8.3

Florence & The Machine: High As Hope

Music Reviews Florence + The Machine
Florence & The Machine: High As Hope

A mix of raw-nerved personal reckoning and outward-looking, life-affirming anthems, Florence and the Machine’s follow-up to the chart-topping How Big, How Blue, How Beautiful soars just as high. A new level of vulnerability from Florence Welch and deft, atmospheric production from Emile Haynie (Lana Del Rey) makes High As Hope another album of cathedral-filling, mountain-moving sound, with Welch’s vocals the main source of power.

In the past, Welch has had a turbulent relationship with fame, turning to alcohol and other vices in an attempt to consolidate her newfound notoriety and deep-seated insecurities. It’s something that’s addressed throughout the album on songs like the stomping, propulsive “Hunger” and “South London Forever,” which traces the roots of her hard-partying tendencies. “Young and drunk and stumbling in the street outside the Joiners Arms / Like foals unsteady on their feet,” she sings, her muscular, agile voice dancing around references to a restless, reckless youth before heartbreakingly betraying the cry for attention it actually was: “Everything I ever did / Was just another way to scream your name.”

As if delving into the pages of a stained and worn diary, the melancholy “Grace” is a song-length apology to someone Welch treated poorly—lots of heavy, atmospheric air hanging around her voice before the song reaches its stormy climax. The excellent “Big God” takes an instance of a lover who ghosts to epic-poem proportions; “Shower your affection / Let it rain on me / And pull down the mountains / Drag your cities to the sea,” she sings, the ominous piano and her guttural attack of the words “Big God” erotic in their vengefulness. “Patricia” is a song-length ode to Patti Smith, fittingly badass with a stomp and fierceness that gives way to an ultimate message of love and openness. It’s this love and openness that characterizes the less-personal songs on the album, an obvious reaction to the turbulent and polarized climate we now find ourselves in.

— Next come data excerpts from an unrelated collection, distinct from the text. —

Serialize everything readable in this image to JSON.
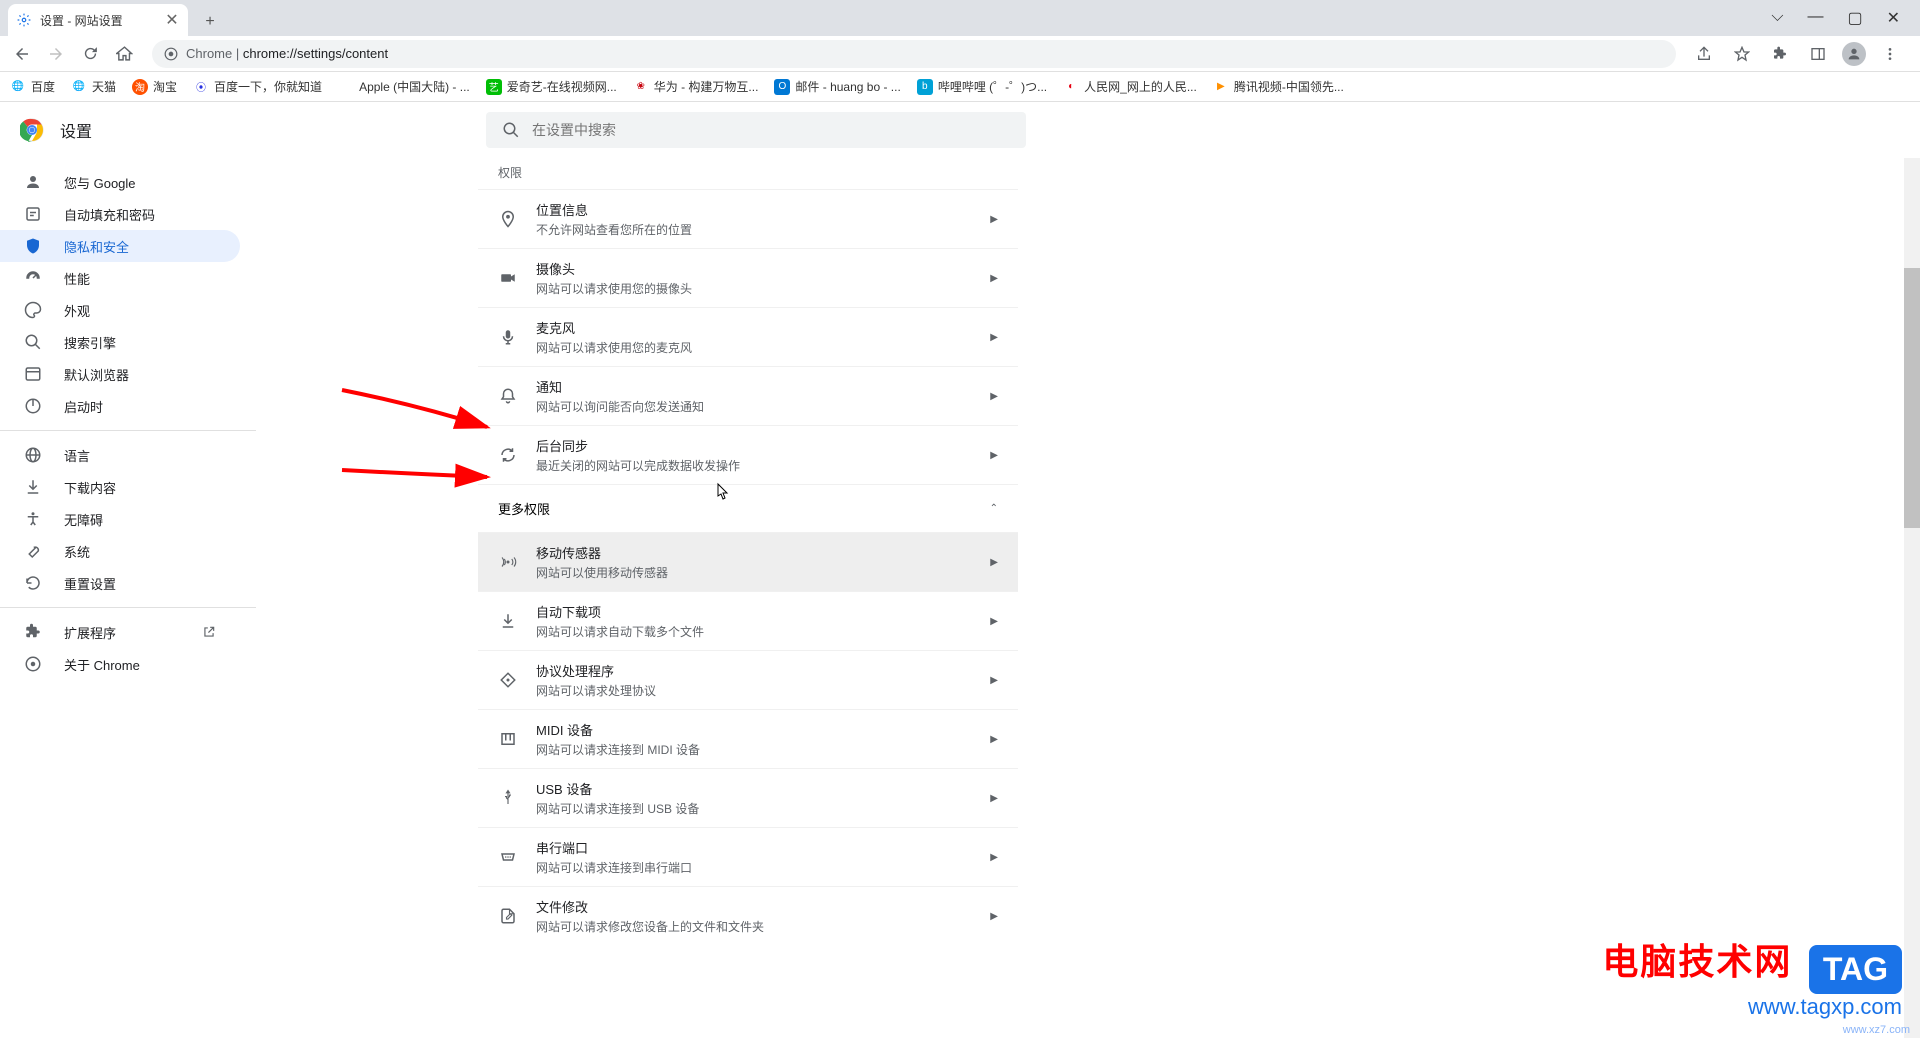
{
  "tab": {
    "title": "设置 - 网站设置"
  },
  "address": {
    "prefix": "Chrome",
    "sep": " | ",
    "url": "chrome://settings/content"
  },
  "bookmarks": [
    {
      "label": "百度"
    },
    {
      "label": "天猫"
    },
    {
      "label": "淘宝"
    },
    {
      "label": "百度一下，你就知道"
    },
    {
      "label": "Apple (中国大陆) - ..."
    },
    {
      "label": "爱奇艺-在线视频网..."
    },
    {
      "label": "华为 - 构建万物互..."
    },
    {
      "label": "邮件 - huang bo - ..."
    },
    {
      "label": "哔哩哔哩 (゜-゜)つ..."
    },
    {
      "label": "人民网_网上的人民..."
    },
    {
      "label": "腾讯视频-中国领先..."
    }
  ],
  "header": {
    "title": "设置",
    "search_placeholder": "在设置中搜索"
  },
  "sidebar": {
    "items": [
      {
        "label": "您与 Google"
      },
      {
        "label": "自动填充和密码"
      },
      {
        "label": "隐私和安全"
      },
      {
        "label": "性能"
      },
      {
        "label": "外观"
      },
      {
        "label": "搜索引擎"
      },
      {
        "label": "默认浏览器"
      },
      {
        "label": "启动时"
      }
    ],
    "items2": [
      {
        "label": "语言"
      },
      {
        "label": "下载内容"
      },
      {
        "label": "无障碍"
      },
      {
        "label": "系统"
      },
      {
        "label": "重置设置"
      }
    ],
    "items3": [
      {
        "label": "扩展程序"
      },
      {
        "label": "关于 Chrome"
      }
    ]
  },
  "section1_label": "权限",
  "permissions": [
    {
      "title": "位置信息",
      "sub": "不允许网站查看您所在的位置"
    },
    {
      "title": "摄像头",
      "sub": "网站可以请求使用您的摄像头"
    },
    {
      "title": "麦克风",
      "sub": "网站可以请求使用您的麦克风"
    },
    {
      "title": "通知",
      "sub": "网站可以询问能否向您发送通知"
    },
    {
      "title": "后台同步",
      "sub": "最近关闭的网站可以完成数据收发操作"
    }
  ],
  "more_permissions_label": "更多权限",
  "more_permissions": [
    {
      "title": "移动传感器",
      "sub": "网站可以使用移动传感器"
    },
    {
      "title": "自动下载项",
      "sub": "网站可以请求自动下载多个文件"
    },
    {
      "title": "协议处理程序",
      "sub": "网站可以请求处理协议"
    },
    {
      "title": "MIDI 设备",
      "sub": "网站可以请求连接到 MIDI 设备"
    },
    {
      "title": "USB 设备",
      "sub": "网站可以请求连接到 USB 设备"
    },
    {
      "title": "串行端口",
      "sub": "网站可以请求连接到串行端口"
    },
    {
      "title": "文件修改",
      "sub": "网站可以请求修改您设备上的文件和文件夹"
    }
  ],
  "watermark": {
    "main": "电脑技术网",
    "url": "www.tagxp.com",
    "tag": "TAG",
    "small": "www.xz7.com"
  }
}
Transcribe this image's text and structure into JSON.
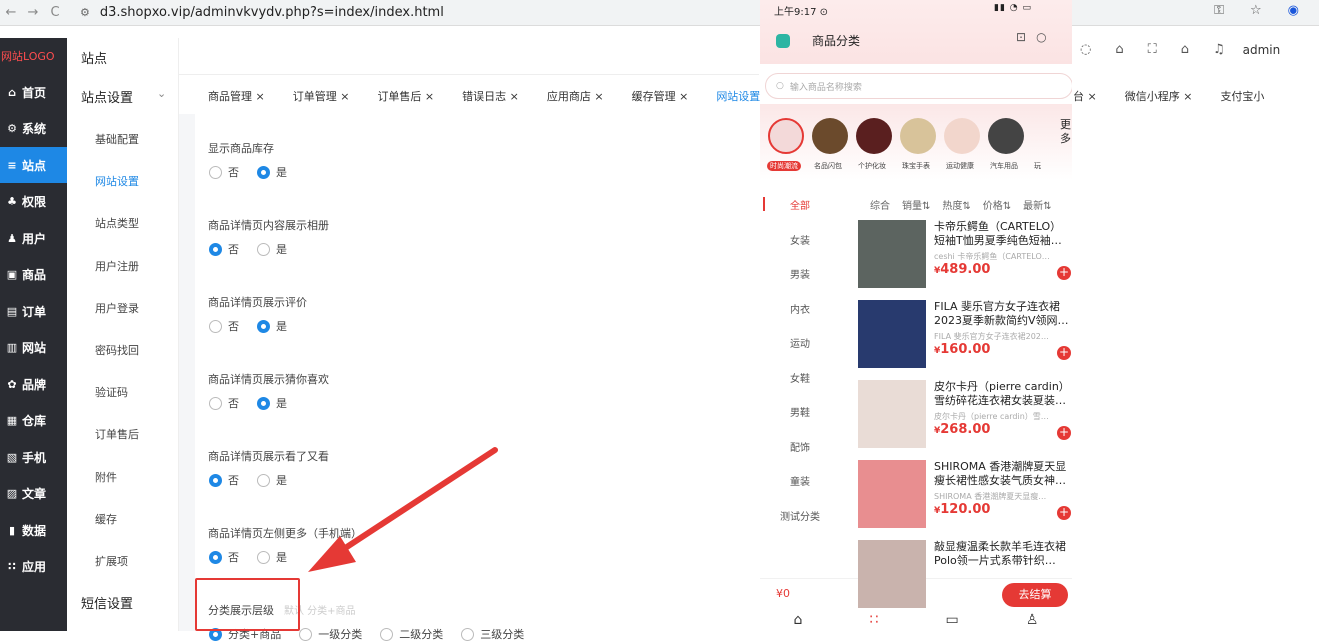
{
  "browser": {
    "url": "d3.shopxo.vip/adminvkvydv.php?s=index/index.html",
    "back": "←",
    "forward": "→",
    "reload": "C",
    "site_icon": "⚙"
  },
  "app": {
    "logo": "网站LOGO",
    "section_title": "站点",
    "admin_label": "admin"
  },
  "sidebar": {
    "items": [
      {
        "label": "首页",
        "icon": "home-icon",
        "glyph": "⌂"
      },
      {
        "label": "系统",
        "icon": "gear-icon",
        "glyph": "⚙"
      },
      {
        "label": "站点",
        "icon": "sliders-icon",
        "glyph": "≡"
      },
      {
        "label": "权限",
        "icon": "key-icon",
        "glyph": "♣"
      },
      {
        "label": "用户",
        "icon": "user-icon",
        "glyph": "♟"
      },
      {
        "label": "商品",
        "icon": "goods-icon",
        "glyph": "▣"
      },
      {
        "label": "订单",
        "icon": "order-icon",
        "glyph": "▤"
      },
      {
        "label": "网站",
        "icon": "site-icon",
        "glyph": "▥"
      },
      {
        "label": "品牌",
        "icon": "brand-icon",
        "glyph": "✿"
      },
      {
        "label": "仓库",
        "icon": "warehouse-icon",
        "glyph": "▦"
      },
      {
        "label": "手机",
        "icon": "phone-icon",
        "glyph": "▧"
      },
      {
        "label": "文章",
        "icon": "article-icon",
        "glyph": "▨"
      },
      {
        "label": "数据",
        "icon": "chart-icon",
        "glyph": "▮"
      },
      {
        "label": "应用",
        "icon": "apps-icon",
        "glyph": "∷"
      }
    ],
    "active_index": 2
  },
  "submenu": {
    "group": "站点设置",
    "chevron": "⌄",
    "items": [
      "基础配置",
      "网站设置",
      "站点类型",
      "用户注册",
      "用户登录",
      "密码找回",
      "验证码",
      "订单售后",
      "附件",
      "缓存",
      "扩展项"
    ],
    "active_index": 1,
    "footer_group": "短信设置"
  },
  "tabs": {
    "left": [
      "商品管理 ×",
      "订单管理 ×",
      "订单售后 ×",
      "错误日志 ×",
      "应用商店 ×",
      "缓存管理 ×",
      "网站设置 ×"
    ],
    "active_index": 6,
    "right": [
      "台 ×",
      "微信小程序 ×",
      "支付宝小"
    ]
  },
  "settings": [
    {
      "label": "显示商品库存",
      "options": [
        "否",
        "是"
      ],
      "selected": 1
    },
    {
      "label": "商品详情页内容展示相册",
      "options": [
        "否",
        "是"
      ],
      "selected": 0
    },
    {
      "label": "商品详情页展示评价",
      "options": [
        "否",
        "是"
      ],
      "selected": 1
    },
    {
      "label": "商品详情页展示猜你喜欢",
      "options": [
        "否",
        "是"
      ],
      "selected": 1
    },
    {
      "label": "商品详情页展示看了又看",
      "options": [
        "否",
        "是"
      ],
      "selected": 0
    },
    {
      "label": "商品详情页左侧更多（手机端）",
      "options": [
        "否",
        "是"
      ],
      "selected": 0
    },
    {
      "label": "分类展示层级",
      "hint": "默认 分类+商品",
      "options": [
        "分类+商品",
        "一级分类",
        "二级分类",
        "三级分类"
      ],
      "selected": 0
    }
  ],
  "phone": {
    "status_time": "上午9:17 ⊙",
    "status_right": "▮▮ ◔ ▭",
    "mini_title": "商品分类",
    "mini_btn1": "⊡",
    "mini_btn2": "○",
    "search_placeholder": "输入商品名称搜索",
    "categories": [
      "时尚潮流",
      "名品闪包",
      "个护化妆",
      "珠宝手表",
      "运动健康",
      "汽车用品",
      "玩"
    ],
    "more_label": "更多",
    "left_menu": [
      "全部",
      "女装",
      "男装",
      "内衣",
      "运动",
      "女鞋",
      "男鞋",
      "配饰",
      "童装",
      "测试分类"
    ],
    "left_active": 0,
    "sort": [
      "综合",
      "销量⇅",
      "热度⇅",
      "价格⇅",
      "最新⇅"
    ],
    "products": [
      {
        "name": "卡帝乐鳄鱼（CARTELO）短袖T恤男夏季纯色短袖…",
        "sub": "ceshi 卡帝乐鳄鱼（CARTELO…",
        "price": "489.00",
        "img_color": "#5c6460"
      },
      {
        "name": "FILA 斐乐官方女子连衣裙2023夏季新款简约V领网…",
        "sub": "FILA 斐乐官方女子连衣裙202…",
        "price": "160.00",
        "img_color": "#283a6e"
      },
      {
        "name": "皮尔卡丹（pierre cardin）雪纺碎花连衣裙女装夏装…",
        "sub": "皮尔卡丹（pierre cardin）雪…",
        "price": "268.00",
        "img_color": "#e9dcd6"
      },
      {
        "name": "SHIROMA 香港潮牌夏天显瘦长裙性感女装气质女神…",
        "sub": "SHIROMA 香港潮牌夏天显瘦…",
        "price": "120.00",
        "img_color": "#e88e90"
      },
      {
        "name": "敲显瘦温柔长款羊毛连衣裙Polo领一片式系带针织…",
        "sub": "",
        "price": "",
        "img_color": "#c9b3ad"
      }
    ],
    "currency": "¥",
    "add": "+",
    "cart_count": "¥0",
    "checkout": "去结算",
    "tabbar": [
      "⌂",
      "∷",
      "▭",
      "♙"
    ]
  },
  "colors": {
    "accent": "#1e88e5",
    "sidebar_bg": "#2a2c32",
    "brand_red": "#e53935"
  }
}
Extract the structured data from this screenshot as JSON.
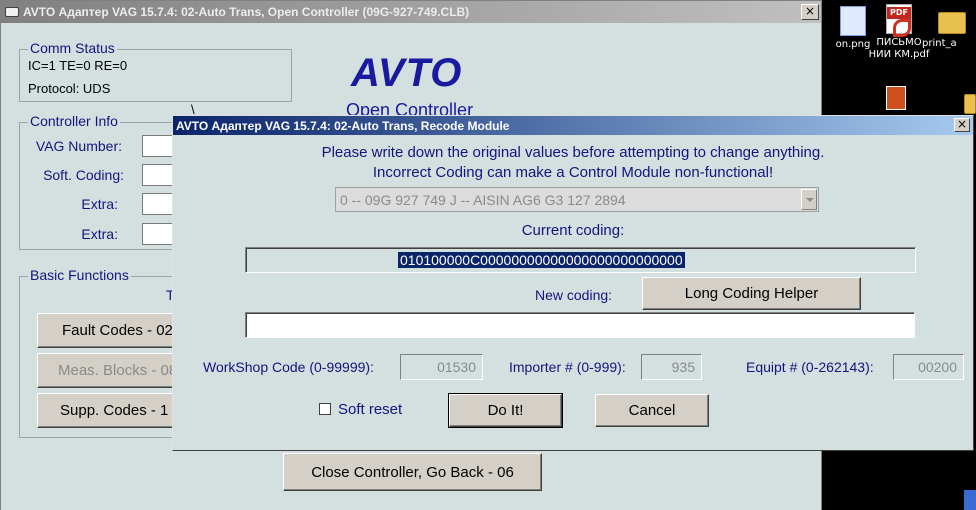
{
  "desktop": {
    "icons": [
      {
        "label": "on.png",
        "icon": "image-file-icon"
      },
      {
        "label": "ПИСЬМО НИИ КМ.pdf",
        "icon": "pdf-file-icon"
      },
      {
        "label": "print_a",
        "icon": "folder-icon"
      }
    ]
  },
  "main_window": {
    "title": "AVTO Адаптер VAG 15.7.4: 02-Auto Trans,  Open Controller (09G-927-749.CLB)",
    "close_label": "×",
    "logo": "AVTO",
    "subtitle": "Open Controller",
    "comm_status": {
      "label": "Comm Status",
      "counters": "IC=1  TE=0   RE=0",
      "protocol": "Protocol: UDS",
      "mark": "\\"
    },
    "controller_info": {
      "label": "Controller Info",
      "vag_number": "VAG Number:",
      "soft_coding": "Soft. Coding:",
      "extra1": "Extra:",
      "extra2": "Extra:"
    },
    "basic_functions": {
      "label": "Basic Functions",
      "t_fragment": "T",
      "fault_codes": "Fault Codes - 02",
      "meas_blocks": "Meas. Blocks - 08",
      "supp_codes": "Supp. Codes - 1"
    },
    "close_controller": "Close Controller, Go Back - 06"
  },
  "dialog": {
    "title": "AVTO Адаптер VAG 15.7.4: 02-Auto Trans,  Recode Module",
    "close_label": "×",
    "warning_line1": "Please write down the original values before attempting to change anything.",
    "warning_line2": "Incorrect Coding can make a Control Module non-functional!",
    "module_select": "0 -- 09G 927 749 J -- AISIN AG6 G3  127 2894",
    "current_coding_label": "Current coding:",
    "current_coding_value": "010100000C00000000000000000000000000",
    "new_coding_label": "New coding:",
    "long_coding_helper": "Long Coding Helper",
    "new_coding_value": "",
    "workshop_label": "WorkShop Code (0-99999):",
    "workshop_value": "01530",
    "importer_label": "Importer # (0-999):",
    "importer_value": "935",
    "equipt_label": "Equipt # (0-262143):",
    "equipt_value": "00200",
    "soft_reset_label": "Soft reset",
    "soft_reset_checked": false,
    "do_it": "Do It!",
    "cancel": "Cancel"
  }
}
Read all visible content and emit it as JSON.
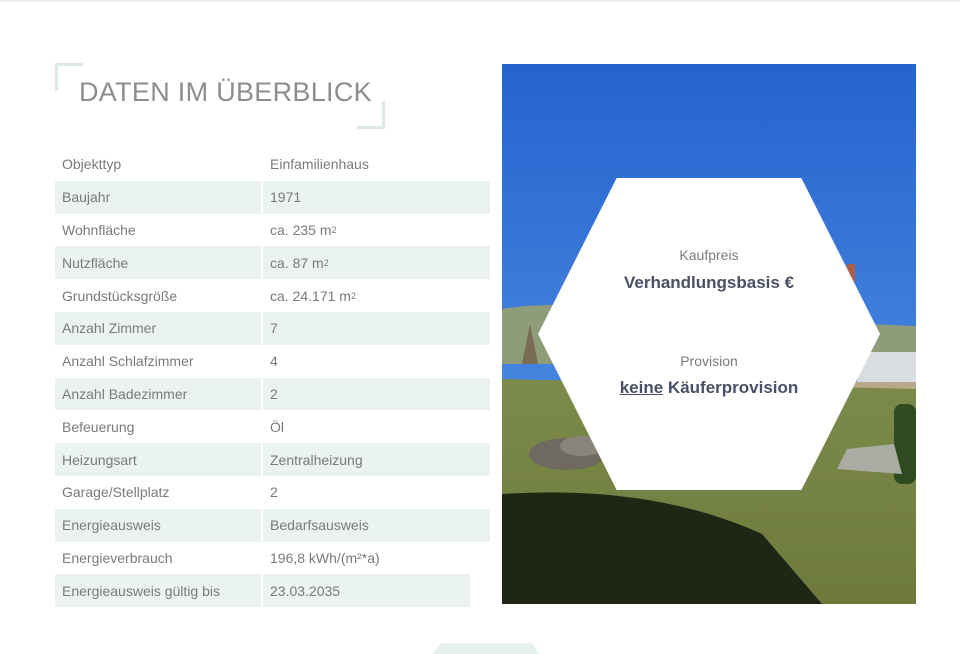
{
  "section": {
    "title": "DATEN IM ÜBERBLICK"
  },
  "details": [
    {
      "label": "Objekttyp",
      "value": "Einfamilienhaus"
    },
    {
      "label": "Baujahr",
      "value": "1971"
    },
    {
      "label": "Wohnfläche",
      "value": "ca. 235 m",
      "sup": "2"
    },
    {
      "label": "Nutzfläche",
      "value": "ca. 87 m",
      "sup": "2"
    },
    {
      "label": "Grundstücksgröße",
      "value": "ca. 24.171 m",
      "sup": "2"
    },
    {
      "label": "Anzahl Zimmer",
      "value": "7"
    },
    {
      "label": "Anzahl Schlafzimmer",
      "value": "4"
    },
    {
      "label": "Anzahl Badezimmer",
      "value": "2"
    },
    {
      "label": "Befeuerung",
      "value": "Öl"
    },
    {
      "label": "Heizungsart",
      "value": "Zentralheizung"
    },
    {
      "label": "Garage/Stellplatz",
      "value": "2"
    },
    {
      "label": "Energieausweis",
      "value": "Bedarfsausweis"
    },
    {
      "label": "Energieverbrauch",
      "value": "196,8 kWh/(m²*a)"
    },
    {
      "label": "Energieausweis gültig bis",
      "value": "23.03.2035"
    }
  ],
  "pricing": {
    "price_label": "Kaufpreis",
    "price_value": "Verhandlungsbasis €",
    "commission_label": "Provision",
    "commission_link": "keine",
    "commission_rest": " Käuferprovision"
  },
  "colors": {
    "stripe": "#eaf3ef",
    "accent_frame": "#dbe9e3",
    "sky": "#2e6fd6",
    "text_dark": "#4a4f66"
  }
}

“Hold on to each other,” Welch urges over and over again during “June,” a plea for basic humanity during a time where love itself is viewed as “an act of defiance.” What begins as her naked voice becomes a massive, sweeping conglomeration of multiple voices, crashing cymbals, and a propelling movement forward. “100 Years” has Welch seeing a light at the end of the tunnel, singing “I believe in love / And the darker it gets the more I do” over stomps and handclaps as her vocals take on the impassioned gospel-tinged tone of a feverish preacher.

It’s the last song of the album, “No Choir,” that proves to be the most revealing. Like the title suggests, it begins with Welch’s voice alone, until the piano comes in as she delivers the most vulnerable lyrics of the album: “But I must confess / I did it all for myself / I gathered you here / To hide from some vast unnameable fear.” It’s one of the ultimate divulgences that an artist can make—admitting to using their art, fans, and fame to distract them from everything dragging them down. And in Welch’s case, it didn’t work. But that was then, High As Hope is now, and the song ends with Welch sounding finally at peace, the faint “La da dah-da da’s” closing out Welch’s latest chapter on a distinctly positive note.